Some creatives use their talents to inspire others, and this is definitely the case with London-based writer Dominique Afacan and photographer Helen Cathcart. The two friends founded Bolder in March 2015: a blog whose sole mission is to champion old age. We spoke to them about how Bolder came to life, why it’s important, and which “Bolders” have inspired them the most. In an age that celebrates youth over youthfulness, the work of these friends is both touching and important.
Above: Writer Dominique Afacan (left) & photographer Helen Cathcart (right)
How did the idea for Bolder come to life?
Dominique: I think the honest answer is that we were both scared of getting older – not that we realized that until further down the line. When we started the project it was really to give us a personal project that felt more meaningful than our day-to-day commissioned projects. We both work in the media so we also knew there was a gap in the market for what we were doing.
Helen: I had photographed an amazing woman in her 90s for a magazine, an occurrence which was incredibly unusual. When I told Dom about it she said, ‘this is a gap we need to fill’. We realized it was something that resonated with us both, being scared of getting older and feeling like we were already being labeled ‘old’ in the media’s eyes, even in our 30s.
What do you try and communicate to Bolder readers?
Dominique: That getting older is a gift and life doesn’t progressively deteriorate with age. Most of the people we interview state that they are happier now than ever.
Helen: We are trying to change people’s perceptions of age stereotypes while we are still in a position of having people listen to us. We are all going to get old (if we are lucky) so it’s crazy that we don’t try and make things more positive for our future selves.
Above: Frances Dunscombe, 83, Model
What are your ambitions for the project?
Dominique: Our mission has always been very simple; to change perceptions about what it means to grow older. The way we achieve that might change: we’re in talks to publish a book for example, and we have started speaking out against ageism at various events, but our message will stay the same.
Helen: To keep finding amazing older people to continue inspiring us, and to make ourselves and our readers have a more positive outlook. As Dom says, we would love Bolder to take the form of a beautiful book eventually.
Why is Bolder important?
Dominique: When we hear teenagers stressing about turning 21, or when we (both in our thirties) are bombarded with media telling us how to turn back the clock, we know that the message we are spreading is vital. Ageism is one of the last accepted forms of discrimination and – spoiler alert – we’re all aging every day! So we’re doing ourselves a favour by changing attitudes.

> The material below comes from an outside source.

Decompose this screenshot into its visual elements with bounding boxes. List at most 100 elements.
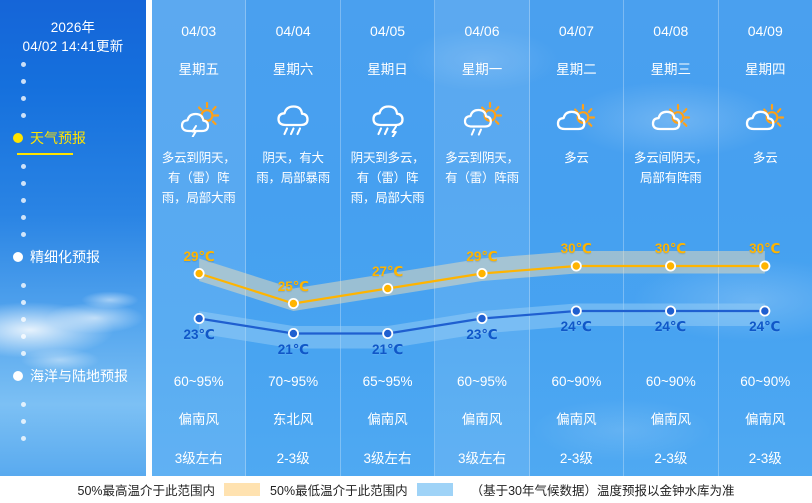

Helen: It’s so important to get the media to stop focusing on youth so much as it lasts a relatively short time. This obsession becomes incredibly discriminating, especially for women. We are trying to make what is considered the older demographic much more visible and in a positive way. Bolder is amazing in that it constantly re-educates you on what you think the boundaries are for certain ages and makes you realize age is totally irrelevant.
You call the people you feature “Bolders.” Do you find that any themes have emerged from talking to Bolders about their life?
Dominique: Yes. Many of them have fallen in love later in life, which was so refreshing to hear. Also many still have active sex lives which might surprise some. Other than that, most of the people we interview are passionate about what they do and don’t plan to retire anytime soon.
Helen: A main theme is that they are just all so positive and get on with things. They also haven’t given into preconceived notions of what they are supposed to be like at their age – again, another factor often dictated by the media. They do what they want.
Above: Professor Gordon McVie, 71 (left) & Alan Kitching, 74, Typographer & Graphic designer (right)
Which Bolders have inspired you the most?
Dominique: The cancer specialist Gordon McVie was an absolute joy to interview. He was a ball of energy, full of charisma and totally open and honest with us. His reaction when we asked him if he’d ever stop working was “I have no intention of retiring as we haven’t cured cancer yet.” That stuck with me. Also Frances Dunscombe, who started modeling in her 80s, was a fascinating character who gave us hours of her time. One of her quotes, ‘I only wish I’d realized I was capable of more sooner in life” really resonated with me.
Helen: Alan Kitching (75 years old) resonated with me: he said his creativity was what kept him going and that he always had something to get out of bed for in the morning. Werealizedd that a lot of creative people live very long and rich lives for this reason.